1975 was also just the right moment—post-Stonewall and pre-AIDS—for a farce about a gay bathhouse to strut its stuff on Broadway and find a wide audience—recently liberated gays and increasingly liberal-minded straights—to revel in its good-hearted lunacy. Eight years later, a 1983 revival, opening in the darkest days of the crisis, closed after just one night. But on Thursday night a new Roundabout revival opened, appropriately, at Studio 54, and, with AIDS now a treatable disease, the timing seems right—even if just for the sake of nostalgia.


Director Joe Mantello's new production isn't perfect—nostalgia seldom is—but it's still good fun. The plot, if you don't know it, revolves around a straight nebbish who, fleeing from the mob-connected brother-in-law who wants to kill him, hides out in what he thinks is a Jack LaLanne-style health club but is actually a gay bathhouse called The Ritz. There he runs into a variety of gay archetypes and a ditzy Latina chanteuse named Googie Gomez, who is looking for her big break in show biz despite her small talent. Misunderstandings, misidentifications, and general hysteria ensue.

Brooks Ashmanskas is warm and funny as Chris, the queeniest of the Ritz patrons, a role originally created by—of all people—F. Murray Abraham, now playing a macho tough-guy in Mauritius. Rosie Perez steps into the high heels of Rita Moreno, for whom Terrence McNally wrote the role of Googie, and proves herself an equally delightful comedienne. Only Kevin Chamberlin disappoints, not quite able to capture the bewilderment and pathos that Jack Weston brought to the role of the nebbish, both on stage and in the 1976 movie, and not fulfilling his promise as the heir apparent to Zero Mostel and Nathan Lane as Broadway’s next great fat funnyman.

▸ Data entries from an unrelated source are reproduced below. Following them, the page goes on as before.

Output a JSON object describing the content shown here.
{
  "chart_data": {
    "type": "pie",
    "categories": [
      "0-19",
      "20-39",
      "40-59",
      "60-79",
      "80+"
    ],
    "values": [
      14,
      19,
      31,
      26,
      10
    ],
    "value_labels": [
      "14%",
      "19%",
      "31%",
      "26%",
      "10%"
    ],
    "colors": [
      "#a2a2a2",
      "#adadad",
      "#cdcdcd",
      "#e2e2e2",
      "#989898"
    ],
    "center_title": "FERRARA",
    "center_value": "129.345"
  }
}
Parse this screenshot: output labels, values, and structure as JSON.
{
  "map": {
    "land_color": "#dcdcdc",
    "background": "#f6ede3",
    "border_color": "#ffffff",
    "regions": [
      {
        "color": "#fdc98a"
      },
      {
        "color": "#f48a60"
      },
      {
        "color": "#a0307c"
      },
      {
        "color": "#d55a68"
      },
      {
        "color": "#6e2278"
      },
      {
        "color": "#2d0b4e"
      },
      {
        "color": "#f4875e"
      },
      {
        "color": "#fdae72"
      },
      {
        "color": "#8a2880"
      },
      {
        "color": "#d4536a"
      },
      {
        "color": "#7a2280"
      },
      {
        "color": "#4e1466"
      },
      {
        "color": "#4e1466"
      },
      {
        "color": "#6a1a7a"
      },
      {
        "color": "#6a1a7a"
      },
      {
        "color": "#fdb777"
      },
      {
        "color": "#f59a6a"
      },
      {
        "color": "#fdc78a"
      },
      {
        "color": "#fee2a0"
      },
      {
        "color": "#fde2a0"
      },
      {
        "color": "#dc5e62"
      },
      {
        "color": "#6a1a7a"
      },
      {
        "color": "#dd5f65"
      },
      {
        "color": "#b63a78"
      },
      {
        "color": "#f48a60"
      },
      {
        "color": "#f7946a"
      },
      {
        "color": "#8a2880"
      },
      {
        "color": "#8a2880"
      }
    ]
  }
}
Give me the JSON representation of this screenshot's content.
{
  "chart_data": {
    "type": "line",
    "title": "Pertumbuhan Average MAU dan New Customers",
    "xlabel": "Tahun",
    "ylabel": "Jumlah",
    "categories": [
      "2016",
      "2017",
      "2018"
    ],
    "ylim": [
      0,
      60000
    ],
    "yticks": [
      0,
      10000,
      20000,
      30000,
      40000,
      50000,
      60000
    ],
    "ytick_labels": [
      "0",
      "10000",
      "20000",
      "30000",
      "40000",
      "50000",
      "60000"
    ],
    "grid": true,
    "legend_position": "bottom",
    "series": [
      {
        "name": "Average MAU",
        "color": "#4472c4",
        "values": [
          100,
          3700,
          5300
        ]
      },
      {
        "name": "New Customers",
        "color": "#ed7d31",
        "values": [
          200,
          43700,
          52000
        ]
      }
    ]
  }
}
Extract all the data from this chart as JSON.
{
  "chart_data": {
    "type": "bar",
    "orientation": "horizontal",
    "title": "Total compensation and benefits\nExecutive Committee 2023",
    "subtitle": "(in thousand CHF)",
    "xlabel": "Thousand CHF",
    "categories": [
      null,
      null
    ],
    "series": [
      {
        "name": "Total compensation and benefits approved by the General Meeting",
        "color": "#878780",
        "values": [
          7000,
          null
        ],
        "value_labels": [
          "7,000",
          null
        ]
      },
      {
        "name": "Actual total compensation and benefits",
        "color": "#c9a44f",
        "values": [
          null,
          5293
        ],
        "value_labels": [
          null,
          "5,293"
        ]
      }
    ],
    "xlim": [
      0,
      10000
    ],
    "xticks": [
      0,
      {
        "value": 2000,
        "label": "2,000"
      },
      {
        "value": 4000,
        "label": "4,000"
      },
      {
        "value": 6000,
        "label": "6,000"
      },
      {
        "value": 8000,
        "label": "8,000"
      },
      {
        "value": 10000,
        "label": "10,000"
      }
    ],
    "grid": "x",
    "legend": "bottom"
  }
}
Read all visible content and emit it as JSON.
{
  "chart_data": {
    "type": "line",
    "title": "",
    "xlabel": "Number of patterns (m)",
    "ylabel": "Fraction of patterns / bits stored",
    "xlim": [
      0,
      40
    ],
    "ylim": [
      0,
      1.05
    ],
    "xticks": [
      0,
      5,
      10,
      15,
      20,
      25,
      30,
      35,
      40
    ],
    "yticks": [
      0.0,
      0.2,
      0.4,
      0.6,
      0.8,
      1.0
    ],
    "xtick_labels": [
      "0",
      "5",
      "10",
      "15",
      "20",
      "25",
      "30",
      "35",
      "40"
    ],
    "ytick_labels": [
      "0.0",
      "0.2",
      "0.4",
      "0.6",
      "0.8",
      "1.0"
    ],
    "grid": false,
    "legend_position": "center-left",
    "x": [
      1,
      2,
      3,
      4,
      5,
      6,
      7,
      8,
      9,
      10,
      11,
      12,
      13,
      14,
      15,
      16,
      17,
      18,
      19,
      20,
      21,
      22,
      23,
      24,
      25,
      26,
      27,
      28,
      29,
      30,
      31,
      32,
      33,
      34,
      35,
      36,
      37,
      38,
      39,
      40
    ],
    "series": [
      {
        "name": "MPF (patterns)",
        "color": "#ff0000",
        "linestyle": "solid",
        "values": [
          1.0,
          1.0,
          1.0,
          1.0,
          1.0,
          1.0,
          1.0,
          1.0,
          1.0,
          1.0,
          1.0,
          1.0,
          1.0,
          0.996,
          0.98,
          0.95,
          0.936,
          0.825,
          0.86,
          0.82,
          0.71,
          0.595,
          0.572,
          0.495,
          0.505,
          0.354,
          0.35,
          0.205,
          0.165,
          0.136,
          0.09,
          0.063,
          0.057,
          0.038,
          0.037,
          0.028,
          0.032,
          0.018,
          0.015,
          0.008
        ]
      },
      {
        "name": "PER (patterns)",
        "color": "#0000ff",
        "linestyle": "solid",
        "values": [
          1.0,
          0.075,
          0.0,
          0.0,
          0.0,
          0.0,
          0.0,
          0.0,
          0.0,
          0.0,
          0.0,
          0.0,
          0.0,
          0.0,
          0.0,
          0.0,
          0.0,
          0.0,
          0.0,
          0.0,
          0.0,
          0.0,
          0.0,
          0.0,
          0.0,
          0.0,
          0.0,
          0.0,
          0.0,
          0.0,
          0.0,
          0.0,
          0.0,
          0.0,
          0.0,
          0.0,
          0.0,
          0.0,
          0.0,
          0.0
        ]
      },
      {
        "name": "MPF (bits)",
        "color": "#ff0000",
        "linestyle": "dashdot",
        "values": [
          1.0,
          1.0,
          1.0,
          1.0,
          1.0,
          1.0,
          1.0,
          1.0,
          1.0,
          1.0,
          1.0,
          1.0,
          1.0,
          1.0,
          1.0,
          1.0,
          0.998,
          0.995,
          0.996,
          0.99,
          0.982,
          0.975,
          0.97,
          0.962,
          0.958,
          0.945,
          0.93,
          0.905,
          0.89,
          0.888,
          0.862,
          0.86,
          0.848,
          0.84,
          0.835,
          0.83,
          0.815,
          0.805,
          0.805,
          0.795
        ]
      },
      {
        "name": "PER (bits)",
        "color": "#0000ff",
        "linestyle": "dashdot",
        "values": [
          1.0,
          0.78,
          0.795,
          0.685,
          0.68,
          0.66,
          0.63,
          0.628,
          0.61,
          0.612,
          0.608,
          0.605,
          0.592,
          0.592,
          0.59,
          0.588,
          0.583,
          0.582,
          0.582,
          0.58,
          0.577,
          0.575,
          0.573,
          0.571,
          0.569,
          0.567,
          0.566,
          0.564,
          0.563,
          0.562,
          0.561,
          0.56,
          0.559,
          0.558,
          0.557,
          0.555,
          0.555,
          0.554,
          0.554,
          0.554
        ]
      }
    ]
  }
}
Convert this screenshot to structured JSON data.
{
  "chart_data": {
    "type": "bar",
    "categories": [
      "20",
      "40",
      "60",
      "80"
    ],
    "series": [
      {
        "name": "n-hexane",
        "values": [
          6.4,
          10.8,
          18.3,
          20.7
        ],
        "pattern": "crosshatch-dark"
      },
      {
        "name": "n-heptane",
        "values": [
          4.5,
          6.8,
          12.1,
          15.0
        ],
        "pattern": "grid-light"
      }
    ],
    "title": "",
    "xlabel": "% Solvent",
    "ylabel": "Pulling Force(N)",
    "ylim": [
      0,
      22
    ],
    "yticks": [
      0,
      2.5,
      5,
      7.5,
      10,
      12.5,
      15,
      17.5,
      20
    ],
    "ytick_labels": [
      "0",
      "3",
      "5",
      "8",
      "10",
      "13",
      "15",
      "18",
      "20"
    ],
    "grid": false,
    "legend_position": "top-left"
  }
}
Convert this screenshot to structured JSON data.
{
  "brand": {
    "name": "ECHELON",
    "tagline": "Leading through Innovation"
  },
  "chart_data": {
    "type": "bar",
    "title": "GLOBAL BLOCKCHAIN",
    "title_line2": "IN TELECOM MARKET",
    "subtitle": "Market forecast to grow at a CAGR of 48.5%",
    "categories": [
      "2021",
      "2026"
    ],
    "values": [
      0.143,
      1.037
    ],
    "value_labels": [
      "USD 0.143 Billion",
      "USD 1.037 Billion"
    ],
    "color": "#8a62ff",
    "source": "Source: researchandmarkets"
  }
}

But looking at Scott Pask's witty set and listening to the savvy "soundtrack" that musical director Seth Rudetsky and sound designer Tony Meola put together transported me back to that sweet time 30 years ago, including my one pre-San Francisco visit to the Continental Baths to attend a performance by Morgana King, the jazz singer who also played Marlon Brando's wife in "The Godfather." During the Ritz intermission, my friend Ann and I traded stories about our disco days and we laughed at the antics on stage. But watching the show also reminded me of the scores of talented young gay men that Broadway lost to AIDS in the years that would come after. Not just the big names like Michael Bennett and Howard Ashman, but those whose names we never got to know, whose shows we never got to see.

3 comments:

Anonymous said...

Thank you for the last sentence.

Anonymous said...

Jan--what an insightful and well-written review. Thanks!

The phrase "Jack LaLanne-style health club" reminded me of a slightly off-topic story.

When I was very green, and had just moved to NYC, I joined a gym in Chelsea, not knowing just how much like your description of the Castro it was going to be.

Until a friend of mine said to me, "Honey, do you know what they call the sauna at that gym? Gorillas in the Mist..."

So much for my "sweet and innocent time!"

Steve On Broadway (SOB) said...

Jan, I only wish I could share your enthusiasm. It's not that I don't remember those halycon days or the sad days thereafter....I just felt the show fell flat, never rising to the giddy revelry I remember. But I'm glad you enjoyed.